Die Liste der Vorgaben ist lang: Portionspackungen in Restaurants verschwinden, Hotelgäste müssen sich an fest installierte Seifenspender gewöhnen, Obst und Gemüse dürfen vielerorts nicht mehr vorverpackt verkauft werden, und Versandhändler werden auf die Grösse ihrer Kartons verpflichtet. Selbst die Einrichtung von Nachfüllstationen wird für grössere Geschäfte zur Pflicht.
Zweifellos ist das Ziel nachvollziehbar. Europas Verpackungsmüll wächst seit Jahren, während Ressourcen knapper werden. Doch einmal mehr setzt Brüssel vor allem auf Verbote, Vorschriften und Kontrollmechanismen. Die Folge ist ein gewaltiger Anpassungsdruck für Unternehmen, die neue Hygiene-, Logistik- und Mehrwegsysteme finanzieren müssen. Besonders kleine Betriebe dürften die Kosten spüren.

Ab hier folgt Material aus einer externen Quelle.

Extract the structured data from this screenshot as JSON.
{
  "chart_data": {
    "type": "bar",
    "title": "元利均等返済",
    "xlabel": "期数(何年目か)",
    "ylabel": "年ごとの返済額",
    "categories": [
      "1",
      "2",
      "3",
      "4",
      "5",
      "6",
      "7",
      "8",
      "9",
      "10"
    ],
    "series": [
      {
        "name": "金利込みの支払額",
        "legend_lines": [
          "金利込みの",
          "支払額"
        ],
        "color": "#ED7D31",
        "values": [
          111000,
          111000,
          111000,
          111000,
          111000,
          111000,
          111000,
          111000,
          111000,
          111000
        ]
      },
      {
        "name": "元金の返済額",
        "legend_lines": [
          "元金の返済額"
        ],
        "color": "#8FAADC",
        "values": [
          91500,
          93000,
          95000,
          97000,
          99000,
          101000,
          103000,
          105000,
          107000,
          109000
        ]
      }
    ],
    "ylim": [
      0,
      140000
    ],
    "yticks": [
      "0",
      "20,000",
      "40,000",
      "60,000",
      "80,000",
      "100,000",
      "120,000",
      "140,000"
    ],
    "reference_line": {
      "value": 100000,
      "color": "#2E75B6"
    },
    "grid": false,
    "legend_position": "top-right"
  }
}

Die entscheidende Frage lautet deshalb: Gibt es wirklich keinen anderen Weg? Warum fördert die EU nicht stärker marktwirtschaftliche Anreize, Pfandsysteme oder steuerliche Vorteile für ressourcenschonende Lösungen? Weshalb werden Innovation und Eigenverantwortung nicht ebenso konsequent gestärkt wie die Regulierungsdichte?
Denn der Verpackungsirrsinn ist real. Aber ob er sich durch immer neue Verbote und ein Dickicht aus Vorschriften beseitigen lässt, ist eine andere Frage. Manchmal entsteht der Eindruck, Brüssel wolle nicht nur den Müll reduzieren, sondern gleich den Alltag seiner Bürger mitregulieren – bis hin zum letzten Zuckerpäckchen auf dem Café-Tisch.